Important decisions about forests are too often made with little understanding of the people that live in and depend on them, leading to land conflict and other negative impacts in many areas. MappingForRights aims to fill this gap by making available accurate geographical information on occupation and use of forests that communities have collected themselves using simple, low-cost data collection tools.
MappingForRights is already used in a range of settings from supporting community forest applications and participatory land use planning processes to drawing attention to the impacts of agribusiness projects and strict nature conservation on local people.
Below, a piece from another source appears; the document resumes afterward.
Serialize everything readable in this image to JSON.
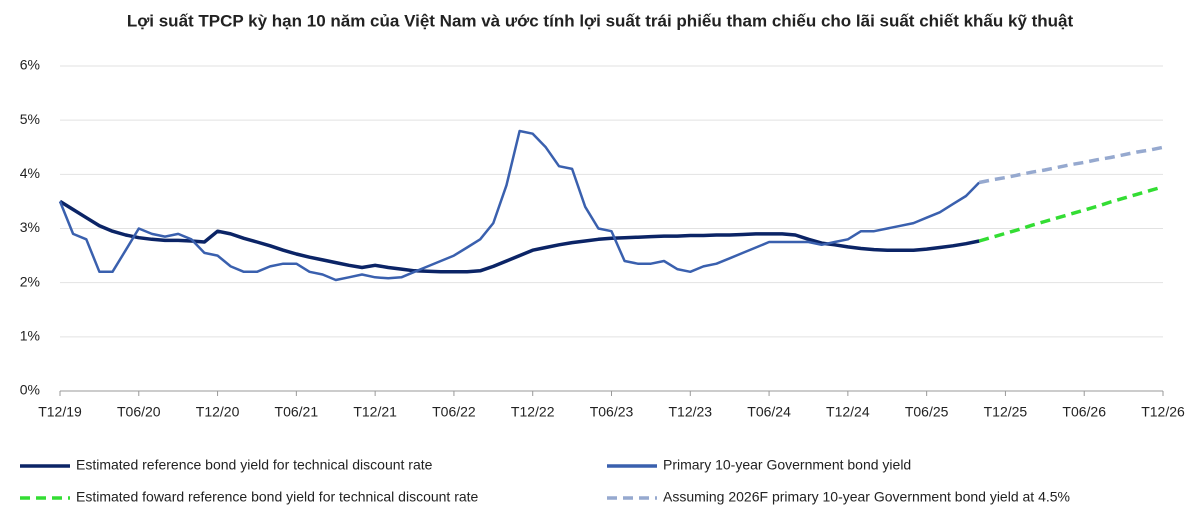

The new Congo Basin Community Atlas, developed in collaboration with Mapbox, now takes this a step further with the following new features:
More open access to over a thousand community maps covering more than nine million hectares (though users will still have to log-in or register to view more sensitive datasets).
A one-stop shop to view up to date information on forest cover as well as community and other land uses across the Congo Basin.
Explore community mapping projects in different parts of the region where MappingForRights has supported forest communities’ land and resource rights.
Analyse private concessions and protected areas in the context of community-generated data on customary land tenure and resource use as well as information on local education and health services and population estimates.
Download data on villages, education and health services, subject to the database user agreement (authorised users only) and upload your own datasets to the atlas.
The MappingForRights website also contains publications, community mapping and monitoring tools as well as the addition of data-driven map stories, the first of these being about the potential human costs of the CBD drive to place 30 percent of the world under protected status by 2030.
We hope you find this resource useful.